While some believe that Valentine’s Day is celebrated in the middle of February to commemorate the anniversary of Valentine’s death or burial – which probably occurred around A.D. 270 – others claim that the Christian church may have decided to place St. Valentine’s feast day in the middle of February in an effort to “christianize” the pagan celebration of Lupercalia. Celebrated at the ides of February, or February 15, Lupercalia was a fertility festival dedicated to Faunus, the Roman god of agriculture, as well as to the Roman founders Romulus and Remus.
To begin the festival, members of the Luperci, an order of Roman priests, would gather at a sacred cave where the infants Romulus and Remus, the founders of Rome, were believed to have been cared for by a she-wolf or lupa. The priests would sacrifice a goat, for fertility, and a dog, for purification. They would then strip the goat’s hide into strips, dip them into the sacrificial blood and take to the streets, gently slapping both women and crop fields with the goat hide.

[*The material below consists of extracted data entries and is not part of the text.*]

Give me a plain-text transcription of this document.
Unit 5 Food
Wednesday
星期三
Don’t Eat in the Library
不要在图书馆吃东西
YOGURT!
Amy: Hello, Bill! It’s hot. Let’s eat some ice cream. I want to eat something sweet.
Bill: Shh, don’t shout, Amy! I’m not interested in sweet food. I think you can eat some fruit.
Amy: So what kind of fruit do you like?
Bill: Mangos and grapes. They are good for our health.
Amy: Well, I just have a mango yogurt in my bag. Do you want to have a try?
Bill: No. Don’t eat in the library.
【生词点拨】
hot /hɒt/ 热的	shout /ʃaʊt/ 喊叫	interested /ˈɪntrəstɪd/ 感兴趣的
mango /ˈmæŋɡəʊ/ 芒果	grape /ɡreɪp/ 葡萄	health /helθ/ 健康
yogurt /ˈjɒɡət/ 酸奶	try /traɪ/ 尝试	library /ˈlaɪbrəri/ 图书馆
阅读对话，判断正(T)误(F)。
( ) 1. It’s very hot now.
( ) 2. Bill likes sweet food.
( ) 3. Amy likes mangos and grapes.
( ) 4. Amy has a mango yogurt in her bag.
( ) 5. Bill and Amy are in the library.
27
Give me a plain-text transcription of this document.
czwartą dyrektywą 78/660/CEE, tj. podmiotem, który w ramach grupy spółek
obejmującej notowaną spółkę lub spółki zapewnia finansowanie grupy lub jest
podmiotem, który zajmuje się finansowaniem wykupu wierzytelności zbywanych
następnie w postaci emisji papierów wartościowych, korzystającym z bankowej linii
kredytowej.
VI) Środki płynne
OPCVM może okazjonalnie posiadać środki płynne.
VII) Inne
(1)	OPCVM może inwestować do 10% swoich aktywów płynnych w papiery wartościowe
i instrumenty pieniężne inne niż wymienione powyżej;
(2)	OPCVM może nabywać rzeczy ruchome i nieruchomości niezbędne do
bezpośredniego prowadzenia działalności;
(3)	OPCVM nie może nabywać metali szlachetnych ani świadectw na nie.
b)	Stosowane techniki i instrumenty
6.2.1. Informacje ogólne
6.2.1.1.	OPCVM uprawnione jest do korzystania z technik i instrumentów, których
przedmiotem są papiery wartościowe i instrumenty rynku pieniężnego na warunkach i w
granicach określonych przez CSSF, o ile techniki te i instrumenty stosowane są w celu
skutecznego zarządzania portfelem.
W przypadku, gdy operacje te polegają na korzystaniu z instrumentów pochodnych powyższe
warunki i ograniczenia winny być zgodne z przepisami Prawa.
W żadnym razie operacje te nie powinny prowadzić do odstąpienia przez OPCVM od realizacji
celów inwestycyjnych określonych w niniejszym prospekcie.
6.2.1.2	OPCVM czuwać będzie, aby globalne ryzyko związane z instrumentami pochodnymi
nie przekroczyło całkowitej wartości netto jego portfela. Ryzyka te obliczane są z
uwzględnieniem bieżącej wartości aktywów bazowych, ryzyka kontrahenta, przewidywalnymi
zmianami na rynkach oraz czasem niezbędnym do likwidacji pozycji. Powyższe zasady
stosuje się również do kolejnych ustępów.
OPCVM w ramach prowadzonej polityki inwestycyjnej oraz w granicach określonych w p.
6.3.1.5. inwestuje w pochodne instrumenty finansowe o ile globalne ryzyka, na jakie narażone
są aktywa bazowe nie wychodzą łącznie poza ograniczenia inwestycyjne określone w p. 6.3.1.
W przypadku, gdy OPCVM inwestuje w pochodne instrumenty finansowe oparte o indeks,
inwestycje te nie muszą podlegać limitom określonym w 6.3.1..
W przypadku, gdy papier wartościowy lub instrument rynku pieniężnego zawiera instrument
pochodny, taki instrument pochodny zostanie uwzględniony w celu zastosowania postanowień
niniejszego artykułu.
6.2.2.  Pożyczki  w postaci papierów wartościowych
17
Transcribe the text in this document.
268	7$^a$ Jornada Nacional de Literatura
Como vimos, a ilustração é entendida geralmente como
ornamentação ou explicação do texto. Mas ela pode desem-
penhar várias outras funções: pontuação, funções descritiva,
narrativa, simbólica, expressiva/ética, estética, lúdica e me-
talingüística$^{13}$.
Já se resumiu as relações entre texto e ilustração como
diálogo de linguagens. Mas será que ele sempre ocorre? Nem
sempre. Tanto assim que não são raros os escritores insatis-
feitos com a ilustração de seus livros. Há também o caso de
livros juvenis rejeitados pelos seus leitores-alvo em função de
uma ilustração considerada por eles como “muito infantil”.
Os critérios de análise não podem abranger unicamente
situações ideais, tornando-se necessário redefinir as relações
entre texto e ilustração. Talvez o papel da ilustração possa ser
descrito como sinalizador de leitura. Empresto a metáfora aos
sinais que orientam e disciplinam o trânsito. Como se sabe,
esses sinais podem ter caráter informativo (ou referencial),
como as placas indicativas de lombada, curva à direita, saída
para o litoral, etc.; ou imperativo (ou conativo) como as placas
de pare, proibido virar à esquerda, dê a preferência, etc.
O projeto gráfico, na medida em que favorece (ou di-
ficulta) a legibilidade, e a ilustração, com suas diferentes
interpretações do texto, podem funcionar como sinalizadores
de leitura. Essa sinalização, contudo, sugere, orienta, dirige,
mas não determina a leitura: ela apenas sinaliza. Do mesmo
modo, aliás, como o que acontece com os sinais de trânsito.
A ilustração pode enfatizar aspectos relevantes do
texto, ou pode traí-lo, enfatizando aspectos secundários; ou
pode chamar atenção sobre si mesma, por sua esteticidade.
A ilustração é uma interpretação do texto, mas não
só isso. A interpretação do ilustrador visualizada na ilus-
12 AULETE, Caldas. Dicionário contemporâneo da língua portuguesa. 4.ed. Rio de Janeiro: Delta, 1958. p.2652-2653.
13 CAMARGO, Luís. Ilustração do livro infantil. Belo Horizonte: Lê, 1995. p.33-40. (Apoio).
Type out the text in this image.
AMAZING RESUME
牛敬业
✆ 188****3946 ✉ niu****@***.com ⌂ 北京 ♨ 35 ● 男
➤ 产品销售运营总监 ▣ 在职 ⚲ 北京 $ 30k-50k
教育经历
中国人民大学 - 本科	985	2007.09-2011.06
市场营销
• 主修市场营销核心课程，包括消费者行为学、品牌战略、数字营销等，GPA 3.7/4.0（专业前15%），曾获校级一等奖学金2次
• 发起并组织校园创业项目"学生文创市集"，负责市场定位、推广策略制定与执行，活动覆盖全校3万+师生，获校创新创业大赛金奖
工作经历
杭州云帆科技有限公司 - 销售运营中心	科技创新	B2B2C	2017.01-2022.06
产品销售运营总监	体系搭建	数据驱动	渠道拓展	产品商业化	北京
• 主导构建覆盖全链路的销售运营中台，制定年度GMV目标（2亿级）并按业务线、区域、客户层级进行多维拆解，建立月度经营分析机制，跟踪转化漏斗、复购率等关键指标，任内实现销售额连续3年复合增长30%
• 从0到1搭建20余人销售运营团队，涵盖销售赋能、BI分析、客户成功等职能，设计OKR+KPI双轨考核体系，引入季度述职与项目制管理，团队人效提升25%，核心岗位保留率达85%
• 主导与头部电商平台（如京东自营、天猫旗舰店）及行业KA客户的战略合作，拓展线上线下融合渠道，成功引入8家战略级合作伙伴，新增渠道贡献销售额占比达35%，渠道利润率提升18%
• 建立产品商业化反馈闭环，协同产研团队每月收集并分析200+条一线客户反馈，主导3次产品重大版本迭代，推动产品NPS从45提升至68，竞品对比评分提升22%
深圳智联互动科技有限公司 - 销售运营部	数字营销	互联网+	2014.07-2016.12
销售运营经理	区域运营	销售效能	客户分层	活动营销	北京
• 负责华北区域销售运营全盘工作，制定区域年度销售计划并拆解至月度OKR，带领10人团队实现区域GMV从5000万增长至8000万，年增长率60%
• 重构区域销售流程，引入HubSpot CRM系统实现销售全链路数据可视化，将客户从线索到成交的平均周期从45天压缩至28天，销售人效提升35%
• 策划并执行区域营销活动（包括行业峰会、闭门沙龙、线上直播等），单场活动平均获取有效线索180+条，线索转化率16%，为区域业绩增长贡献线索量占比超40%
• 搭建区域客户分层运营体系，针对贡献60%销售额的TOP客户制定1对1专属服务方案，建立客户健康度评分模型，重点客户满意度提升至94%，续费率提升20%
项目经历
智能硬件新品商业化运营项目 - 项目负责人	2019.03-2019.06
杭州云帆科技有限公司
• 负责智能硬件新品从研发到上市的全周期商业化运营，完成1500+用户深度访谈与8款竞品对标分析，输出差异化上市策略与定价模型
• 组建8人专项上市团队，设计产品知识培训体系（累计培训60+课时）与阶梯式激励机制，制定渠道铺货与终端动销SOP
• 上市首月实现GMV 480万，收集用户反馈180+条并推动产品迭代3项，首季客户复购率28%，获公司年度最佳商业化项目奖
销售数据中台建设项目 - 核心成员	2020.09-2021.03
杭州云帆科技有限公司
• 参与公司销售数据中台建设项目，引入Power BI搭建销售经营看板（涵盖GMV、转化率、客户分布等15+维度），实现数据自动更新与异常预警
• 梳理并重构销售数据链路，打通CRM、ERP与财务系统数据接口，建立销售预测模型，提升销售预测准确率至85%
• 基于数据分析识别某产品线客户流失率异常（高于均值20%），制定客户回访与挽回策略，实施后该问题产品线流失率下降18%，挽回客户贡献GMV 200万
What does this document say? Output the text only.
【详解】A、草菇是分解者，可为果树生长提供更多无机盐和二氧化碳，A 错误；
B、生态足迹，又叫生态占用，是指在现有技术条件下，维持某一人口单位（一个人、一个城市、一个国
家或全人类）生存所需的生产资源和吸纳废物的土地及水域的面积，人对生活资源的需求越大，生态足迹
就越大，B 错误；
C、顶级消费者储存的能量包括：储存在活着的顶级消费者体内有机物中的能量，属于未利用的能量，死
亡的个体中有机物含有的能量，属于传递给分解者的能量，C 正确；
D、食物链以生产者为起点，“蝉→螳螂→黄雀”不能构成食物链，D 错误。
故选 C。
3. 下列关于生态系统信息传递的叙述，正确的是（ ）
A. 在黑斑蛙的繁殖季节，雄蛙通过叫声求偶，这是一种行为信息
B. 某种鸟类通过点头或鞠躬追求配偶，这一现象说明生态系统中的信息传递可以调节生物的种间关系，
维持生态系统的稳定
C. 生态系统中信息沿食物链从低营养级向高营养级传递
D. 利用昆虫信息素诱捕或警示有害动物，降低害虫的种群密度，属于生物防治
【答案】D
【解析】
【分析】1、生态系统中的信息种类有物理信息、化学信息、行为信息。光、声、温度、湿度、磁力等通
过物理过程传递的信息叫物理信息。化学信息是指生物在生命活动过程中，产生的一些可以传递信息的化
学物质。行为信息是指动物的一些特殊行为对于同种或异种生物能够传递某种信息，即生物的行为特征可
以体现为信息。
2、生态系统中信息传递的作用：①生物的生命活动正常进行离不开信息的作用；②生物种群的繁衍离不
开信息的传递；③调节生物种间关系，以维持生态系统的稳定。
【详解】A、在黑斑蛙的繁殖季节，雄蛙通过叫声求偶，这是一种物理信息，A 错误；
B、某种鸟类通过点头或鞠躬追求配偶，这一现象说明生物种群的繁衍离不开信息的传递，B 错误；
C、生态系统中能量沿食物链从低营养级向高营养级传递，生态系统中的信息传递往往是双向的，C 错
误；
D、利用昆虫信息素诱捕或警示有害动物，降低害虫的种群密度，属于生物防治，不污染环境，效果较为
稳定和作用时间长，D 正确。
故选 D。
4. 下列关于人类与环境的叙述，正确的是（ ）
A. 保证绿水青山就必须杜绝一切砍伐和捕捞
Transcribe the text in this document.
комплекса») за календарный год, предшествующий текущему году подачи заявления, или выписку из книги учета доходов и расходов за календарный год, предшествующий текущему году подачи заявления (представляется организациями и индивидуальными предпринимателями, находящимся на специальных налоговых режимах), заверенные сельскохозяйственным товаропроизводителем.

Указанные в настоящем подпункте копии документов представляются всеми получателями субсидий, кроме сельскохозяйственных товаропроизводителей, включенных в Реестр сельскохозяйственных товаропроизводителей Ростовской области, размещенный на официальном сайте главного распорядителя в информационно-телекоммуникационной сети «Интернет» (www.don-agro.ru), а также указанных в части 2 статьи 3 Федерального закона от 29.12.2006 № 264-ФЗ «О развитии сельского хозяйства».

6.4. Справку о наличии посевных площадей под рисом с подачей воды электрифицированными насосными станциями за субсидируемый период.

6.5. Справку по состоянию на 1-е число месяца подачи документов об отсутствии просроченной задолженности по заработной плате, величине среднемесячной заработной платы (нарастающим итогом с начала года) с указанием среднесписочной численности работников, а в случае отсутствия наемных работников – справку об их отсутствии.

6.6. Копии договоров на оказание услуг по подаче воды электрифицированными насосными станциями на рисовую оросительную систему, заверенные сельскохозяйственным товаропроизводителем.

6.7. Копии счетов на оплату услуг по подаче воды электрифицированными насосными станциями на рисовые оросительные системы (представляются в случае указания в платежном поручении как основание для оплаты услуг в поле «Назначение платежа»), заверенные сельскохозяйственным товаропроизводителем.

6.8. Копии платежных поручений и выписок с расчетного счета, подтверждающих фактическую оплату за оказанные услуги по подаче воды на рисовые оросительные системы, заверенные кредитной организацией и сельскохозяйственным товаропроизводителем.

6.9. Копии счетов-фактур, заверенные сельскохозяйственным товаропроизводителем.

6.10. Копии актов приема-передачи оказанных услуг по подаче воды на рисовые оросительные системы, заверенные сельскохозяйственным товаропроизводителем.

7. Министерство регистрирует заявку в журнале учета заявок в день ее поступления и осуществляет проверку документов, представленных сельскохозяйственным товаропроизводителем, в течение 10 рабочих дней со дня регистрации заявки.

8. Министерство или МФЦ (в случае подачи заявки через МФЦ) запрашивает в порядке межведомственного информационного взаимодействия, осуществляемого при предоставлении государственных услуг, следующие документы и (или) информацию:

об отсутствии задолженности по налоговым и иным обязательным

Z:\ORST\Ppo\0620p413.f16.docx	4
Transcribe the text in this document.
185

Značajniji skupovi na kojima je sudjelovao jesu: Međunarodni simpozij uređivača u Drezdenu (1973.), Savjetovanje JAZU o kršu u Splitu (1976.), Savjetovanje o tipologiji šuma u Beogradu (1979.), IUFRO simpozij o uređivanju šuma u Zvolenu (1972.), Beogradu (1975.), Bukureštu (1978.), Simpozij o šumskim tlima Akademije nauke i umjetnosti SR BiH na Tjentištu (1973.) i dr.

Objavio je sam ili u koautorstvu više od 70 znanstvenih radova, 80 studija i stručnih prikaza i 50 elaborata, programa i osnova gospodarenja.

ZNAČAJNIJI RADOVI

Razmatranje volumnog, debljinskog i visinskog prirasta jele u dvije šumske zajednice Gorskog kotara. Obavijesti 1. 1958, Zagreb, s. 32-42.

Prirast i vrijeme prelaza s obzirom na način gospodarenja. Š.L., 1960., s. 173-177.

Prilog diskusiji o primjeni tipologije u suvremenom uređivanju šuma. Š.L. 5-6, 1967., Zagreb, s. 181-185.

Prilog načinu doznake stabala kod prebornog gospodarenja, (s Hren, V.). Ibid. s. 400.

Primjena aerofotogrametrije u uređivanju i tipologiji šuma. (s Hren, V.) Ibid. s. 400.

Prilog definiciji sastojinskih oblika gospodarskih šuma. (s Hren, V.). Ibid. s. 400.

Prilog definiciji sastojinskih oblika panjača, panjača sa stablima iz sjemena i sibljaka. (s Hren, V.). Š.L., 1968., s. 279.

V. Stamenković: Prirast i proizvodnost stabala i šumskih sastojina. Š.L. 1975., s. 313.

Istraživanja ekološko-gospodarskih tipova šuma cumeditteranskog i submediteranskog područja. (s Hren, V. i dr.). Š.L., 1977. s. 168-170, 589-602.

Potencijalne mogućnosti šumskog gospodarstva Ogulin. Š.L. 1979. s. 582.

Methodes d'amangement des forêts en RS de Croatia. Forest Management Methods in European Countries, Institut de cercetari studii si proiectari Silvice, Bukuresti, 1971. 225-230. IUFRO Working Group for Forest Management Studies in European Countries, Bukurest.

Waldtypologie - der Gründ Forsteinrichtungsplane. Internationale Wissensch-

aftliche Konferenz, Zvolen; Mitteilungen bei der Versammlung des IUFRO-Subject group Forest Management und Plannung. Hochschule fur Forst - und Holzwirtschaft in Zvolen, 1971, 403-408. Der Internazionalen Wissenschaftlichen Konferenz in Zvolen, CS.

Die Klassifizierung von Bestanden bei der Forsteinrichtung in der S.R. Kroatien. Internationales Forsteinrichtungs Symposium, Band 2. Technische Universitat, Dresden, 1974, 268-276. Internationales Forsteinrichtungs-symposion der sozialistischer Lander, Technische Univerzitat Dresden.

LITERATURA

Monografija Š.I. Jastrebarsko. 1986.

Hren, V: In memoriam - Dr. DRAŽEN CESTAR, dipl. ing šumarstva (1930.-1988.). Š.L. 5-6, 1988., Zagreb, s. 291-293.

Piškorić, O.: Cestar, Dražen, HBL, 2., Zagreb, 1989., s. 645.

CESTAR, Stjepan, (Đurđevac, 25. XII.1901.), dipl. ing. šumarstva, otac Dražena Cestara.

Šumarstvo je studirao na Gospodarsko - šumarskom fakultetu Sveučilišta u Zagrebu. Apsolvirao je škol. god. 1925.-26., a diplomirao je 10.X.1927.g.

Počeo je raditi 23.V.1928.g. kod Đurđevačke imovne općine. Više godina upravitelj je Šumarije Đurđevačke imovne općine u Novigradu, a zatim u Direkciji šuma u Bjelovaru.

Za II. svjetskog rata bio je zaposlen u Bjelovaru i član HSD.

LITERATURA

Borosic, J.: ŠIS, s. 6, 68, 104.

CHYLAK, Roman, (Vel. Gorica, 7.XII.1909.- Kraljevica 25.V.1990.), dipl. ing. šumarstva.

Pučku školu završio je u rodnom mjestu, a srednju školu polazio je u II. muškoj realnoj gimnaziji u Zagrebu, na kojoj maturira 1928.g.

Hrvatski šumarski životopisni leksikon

Far from being fearful, Roman women welcomed the touch of the hides because it was believed to make them more fertile in the coming year. Later in the day, according to legend, all the young women in the city would place their names in a big urn. The city’s bachelors would each choose a name and become paired for the year with his chosen woman. These matches often ended in marriage.
In 496 AD, Pope Gelasius turned Lupercalia into a Christian feast day and set its observance a day earlier, on February 14. He proclaimed February 14 to be the feast day in honor of Saint Valentine, a Roman martyr who lived in the 3rd century. It is this St. Valentine whom the modern Valentine’s Day honors.
Most scholars believe that this St. Valentine was a priest who lived around 270 AD in Rome and attracted the disfavor of Roman emperor Claudius II who ruled during this time. The story of St. Valentine has two different versions – the Protestant and the Catholic one. Both versions agree upon Saint Valentine being a bishop who held secret marriage ceremonies of soldiers in opposition to Claudius II who had prohibited marriage for young men and was executed by the latter. Valentine is believed to have been executed on February 14, 270 AD.
Sources: The Holiday Spot | National Public Radio | History
It was narrated that Ibn ‘Umar said: “The Messenger of Allaah (peace and blessings of Allaah be upon him) said: ‘Whoever imitates a people is one of them.’”
(Narrated by Abu Dawood, al-Libaas, 3512. Al-Albaani said in Saheeh Abi Dawood, (it is) hasan saheeh. No. 3401).